Engin Ardıç

Engin Ardıç

Emekçi halkım kullanmaz

Emekçi halkım kullanmaz

Teknoloji çöplüğü gün geçtikçe zenginleşiyor: Bir zamanlar nasıl VHS sistemi Beta’yı “tahtından indirdiyse” (basında öyle derler), artık VHS oynatıcı da bulmak mümkün değil kasetini de.

At arabası, idare lambası, yetmişsekizlik taş plak ya da düpedüz kırkbeşlik ve otuzüçlük vinil plak gibi bir şey oldu çıktı!

“Turntable” denilen araca da artık ancak Münih’te Teknoloji Müzesi’nde rastlarsınız, borulu ve borusuz gramofonların yanında... Elinizde kalmış plakları çalmamazlık etmeyiniz aracınızı atmadıysanız, fakat iğneyi nereden bulacaksınız?

VHS kayıt araçlarını belki üzerine işlemeli örtü serip saklayan köylüler vardır, fakat büyük çoğunluk harıl harıl “elindeki VHS kasetleri diske çektirme” derdinde.

Gençler bilmezler, videokaset yeni icat edildiğinde, yetmişli yılların sonları, seksenli yılların başları, pazarda üç sistem birbirini yemeye çalışıyordu: Beta, VHS ve Grundig 2000...

Beta kasetleri daha küçük, daha pratiktiler, fakat ileri geri sarma işleminde bant kafadan ayrılamıyor, çabuk yıpranıyor, görüntüler suluboya resim gibi oluyorlardı. Grundig de önlü arkalı, çift taraflı bir kaset yapmıştı, saatlerce kayıt mümkündü ama hem oynatıcı hem de kaset çok büyük, çok hantaldı.

VHS kazandı, ötekiler tarihe karıştılar.

Sonra disk çıktı. İlk diskler çok büyük, 33’lük plak kadar büyüktüler ve görüntü kalitesinin de kasetten farkı yoktu.

Bu videodiskler daha sonra küçüldüler, ses diski boyutuna indiler ve Sayın Aydın Doğan eliyle Türk pazarına sokuldular.
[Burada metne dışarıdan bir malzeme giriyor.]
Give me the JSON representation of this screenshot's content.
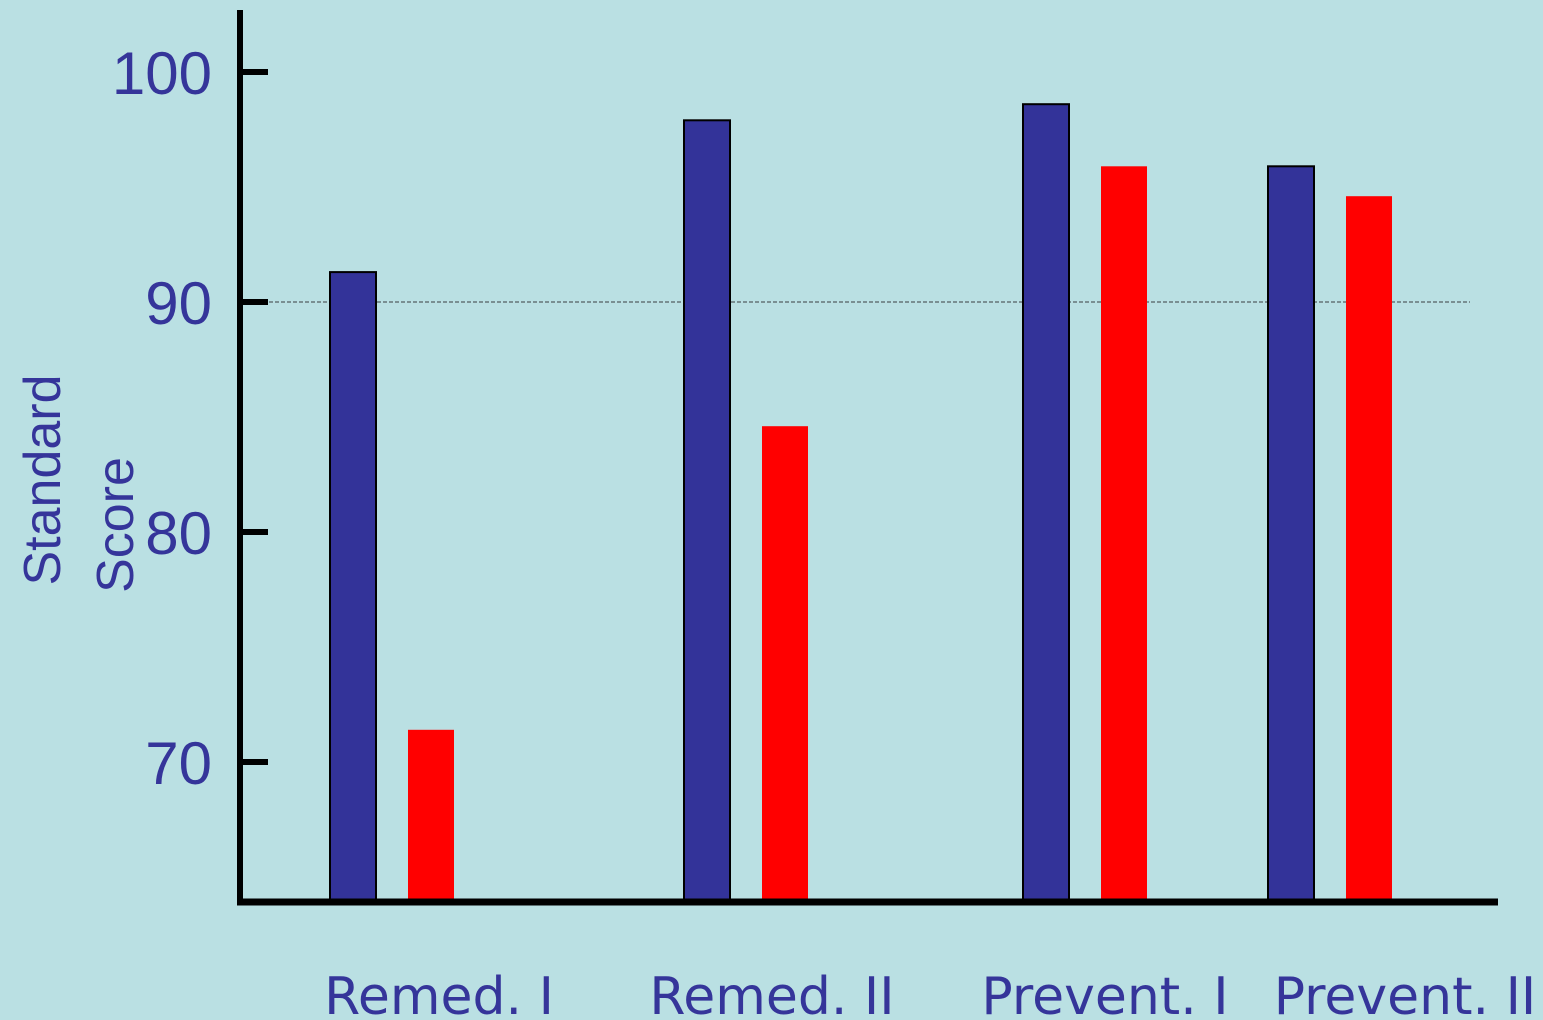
{
  "chart_data": {
    "type": "bar",
    "categories": [
      "Remed. I",
      "Remed. II",
      "Prevent. I",
      "Prevent. II"
    ],
    "series": [
      {
        "color": "#333399",
        "values": [
          91.3,
          97.9,
          98.6,
          95.9
        ]
      },
      {
        "color": "#ff0000",
        "values": [
          71.4,
          84.6,
          95.9,
          94.6
        ]
      }
    ],
    "ylabel": [
      "Standard",
      "Score"
    ],
    "yticks": [
      70,
      80,
      90,
      100
    ],
    "ylim": [
      64,
      101.5
    ],
    "reference_line": 90,
    "grid": false,
    "legend": "none"
  },
  "colors": {
    "background": "#bae0e3",
    "text": "#35359a",
    "axis": "#000000",
    "reference_line": "#7a8f92"
  }
}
Emekçi halkım arasında, çoğu gazeteden kesilen otuz kupona alınmış bu geri ürünleri kullanmakta ısrar edenler vardır.

çünkü DVD’ye nazaran daha ucuzdur bunlar, daha kötü ve daha ucuz.

Doksanlı yılların sonunda çıkan ilk DVD’lerde de çift taraflı kayıt vardı, filmin yarısında durup diski çevirmek zorundaydınız ve de görüntü pek parlak değildi.

Sonra görüntüler “remasterize” edildiler ve piksel sayıları, çözünülürlükleri, netlikleri artı. Tek yüze iki tabaka kayıt yapılır oldu. Artık birinden ötekine geçişte hafif bir duraklama bile hissedilmiyor, ilk örneklerinde olduğu gibi.

DVD hakkında ilk yazıları doksanlı yılların sonunda Türk basınında ben yazdım ve hakarete uğradım.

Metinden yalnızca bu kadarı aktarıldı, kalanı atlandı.